An example could look something like this:
names <- c("Richard", "Mortimer", "Elizabeth", "Jeremiah")
posts <- c("I'm trying to find a solution for a problem with my neighbour, she keeps mowing the lawn on sundays when I'm trying to sleep in from my night shift", "Personally, I like to deal with annoying neighbours by just straight up confronting them. Don't shy away. There are always ways to work things out.", "Personally, I like to deal with annoying neighbours by just straight up confronting them. Don't shy away. There are always ways to work things out. That sounds quite aggressive. How about just talking to them in a friendly way, first?", "That sounds quite aggressive. How about just talking to them in a friendly way, first? Didn't mean to sound aggressive, rather meant just being straightforward, if that makes any sense")

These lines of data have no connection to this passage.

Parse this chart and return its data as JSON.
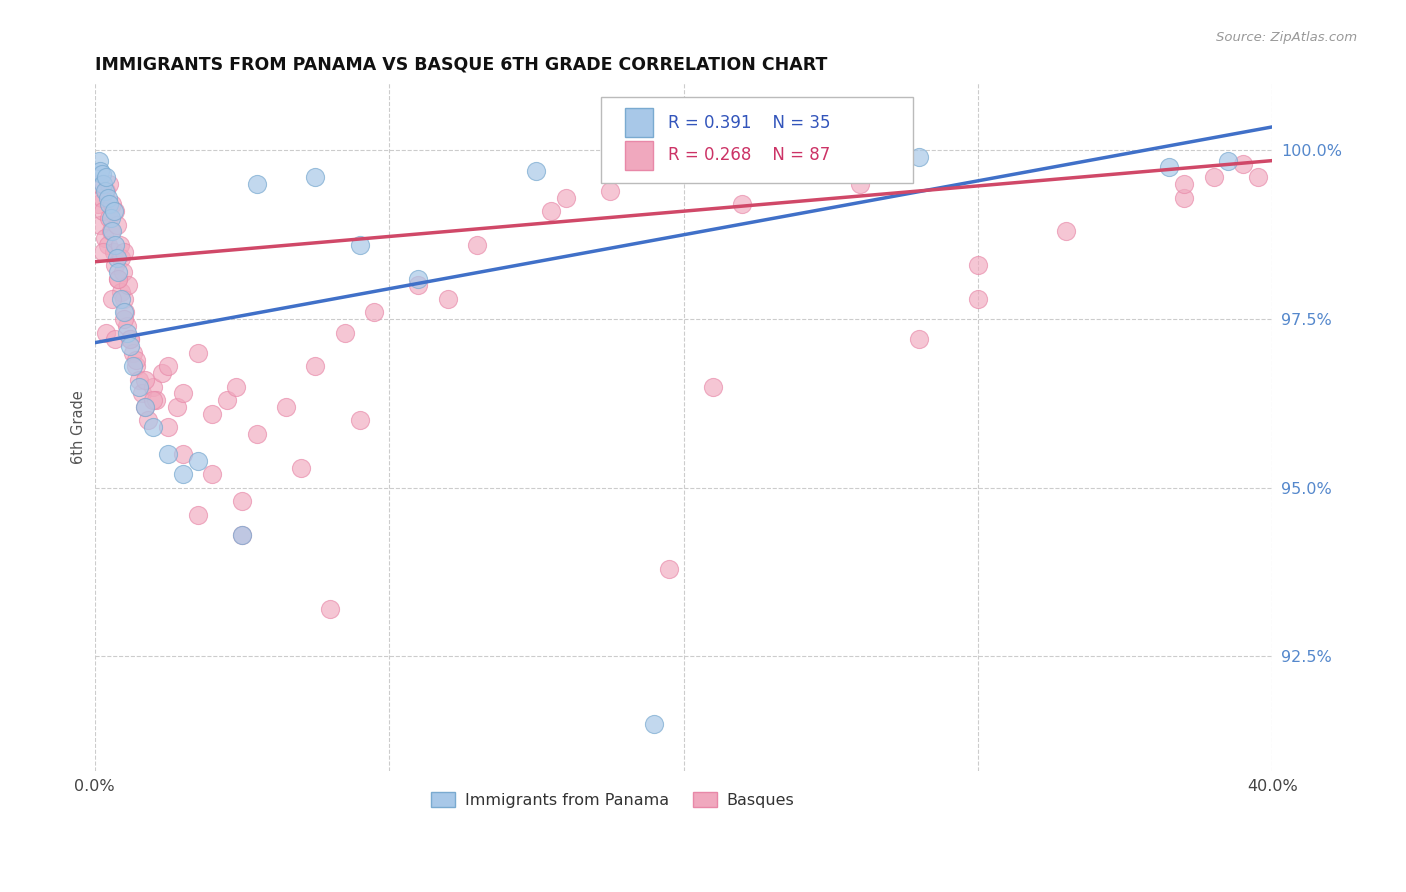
{
  "title": "IMMIGRANTS FROM PANAMA VS BASQUE 6TH GRADE CORRELATION CHART",
  "source": "Source: ZipAtlas.com",
  "ylabel": "6th Grade",
  "y_tick_values": [
    92.5,
    95.0,
    97.5,
    100.0
  ],
  "x_range": [
    0.0,
    40.0
  ],
  "y_range": [
    90.8,
    101.0
  ],
  "legend_blue_r": "R = 0.391",
  "legend_blue_n": "N = 35",
  "legend_pink_r": "R = 0.268",
  "legend_pink_n": "N = 87",
  "legend_label_blue": "Immigrants from Panama",
  "legend_label_pink": "Basques",
  "blue_color": "#a8c8e8",
  "pink_color": "#f0a8be",
  "blue_edge_color": "#7aaad0",
  "pink_edge_color": "#e888a8",
  "blue_line_color": "#4070c8",
  "pink_line_color": "#d04868",
  "blue_r_color": "#3355bb",
  "pink_r_color": "#cc3366",
  "blue_line_x0": 0.0,
  "blue_line_y0": 97.15,
  "blue_line_x1": 40.0,
  "blue_line_y1": 100.35,
  "pink_line_x0": 0.0,
  "pink_line_y0": 98.35,
  "pink_line_x1": 40.0,
  "pink_line_y1": 99.85,
  "blue_x": [
    0.15,
    0.2,
    0.25,
    0.3,
    0.35,
    0.4,
    0.45,
    0.5,
    0.55,
    0.6,
    0.65,
    0.7,
    0.75,
    0.8,
    0.9,
    1.0,
    1.1,
    1.2,
    1.3,
    1.5,
    1.7,
    2.0,
    2.5,
    3.0,
    3.5,
    5.0,
    7.5,
    9.0,
    11.0,
    15.0,
    19.0,
    28.0,
    36.5,
    38.5,
    5.5
  ],
  "blue_y": [
    99.85,
    99.7,
    99.65,
    99.5,
    99.4,
    99.6,
    99.3,
    99.2,
    99.0,
    98.8,
    99.1,
    98.6,
    98.4,
    98.2,
    97.8,
    97.6,
    97.3,
    97.1,
    96.8,
    96.5,
    96.2,
    95.9,
    95.5,
    95.2,
    95.4,
    94.3,
    99.6,
    98.6,
    98.1,
    99.7,
    91.5,
    99.9,
    99.75,
    99.85,
    99.5
  ],
  "pink_x": [
    0.1,
    0.15,
    0.2,
    0.25,
    0.3,
    0.35,
    0.4,
    0.45,
    0.5,
    0.5,
    0.55,
    0.6,
    0.65,
    0.7,
    0.7,
    0.75,
    0.8,
    0.85,
    0.9,
    0.9,
    0.95,
    1.0,
    1.0,
    1.05,
    1.1,
    1.15,
    1.2,
    1.3,
    1.4,
    1.5,
    1.6,
    1.7,
    1.8,
    2.0,
    2.1,
    2.3,
    2.5,
    2.8,
    3.0,
    3.5,
    4.0,
    4.5,
    4.8,
    5.5,
    6.5,
    7.5,
    8.5,
    9.5,
    11.0,
    13.0,
    15.5,
    17.5,
    19.5,
    22.0,
    26.0,
    30.0,
    33.0,
    37.0,
    39.0,
    39.5,
    0.4,
    0.6,
    0.8,
    1.0,
    1.2,
    1.4,
    1.7,
    2.0,
    2.5,
    3.0,
    4.0,
    5.0,
    7.0,
    9.0,
    12.0,
    16.0,
    21.0,
    28.0,
    38.0,
    3.5,
    5.0,
    8.0,
    19.5,
    30.0,
    37.0,
    0.3,
    0.7
  ],
  "pink_y": [
    99.2,
    99.5,
    98.9,
    99.3,
    99.1,
    98.7,
    99.4,
    98.6,
    99.0,
    99.5,
    98.8,
    99.2,
    98.5,
    99.1,
    98.3,
    98.9,
    98.1,
    98.6,
    97.9,
    98.4,
    98.2,
    97.8,
    98.5,
    97.6,
    97.4,
    98.0,
    97.2,
    97.0,
    96.8,
    96.6,
    96.4,
    96.2,
    96.0,
    96.5,
    96.3,
    96.7,
    96.8,
    96.2,
    96.4,
    97.0,
    96.1,
    96.3,
    96.5,
    95.8,
    96.2,
    96.8,
    97.3,
    97.6,
    98.0,
    98.6,
    99.1,
    99.4,
    99.7,
    99.2,
    99.5,
    98.3,
    98.8,
    99.3,
    99.8,
    99.6,
    97.3,
    97.8,
    98.1,
    97.5,
    97.2,
    96.9,
    96.6,
    96.3,
    95.9,
    95.5,
    95.2,
    94.8,
    95.3,
    96.0,
    97.8,
    99.3,
    96.5,
    97.2,
    99.6,
    94.6,
    94.3,
    93.2,
    93.8,
    97.8,
    99.5,
    98.5,
    97.2
  ]
}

duplicateposts <- data.frame(names, posts)
posts2 <- c("I'm trying to find a solution for a problem with my neighbour, she keeps mowing the lawn on sundays when I'm trying to sleep in from my night shift", "Personally, I like to deal with annoying neighbours by just straight up confronting them. Don't shy away. There are always ways to work things out.", "That sounds quite aggressive. How about just talking to them in a friendly way, first?", "Didn't mean to sound aggressive, rather meant just being straightforward, if that makes any sense")
postsnoduplicates <- data.frame(names, posts2)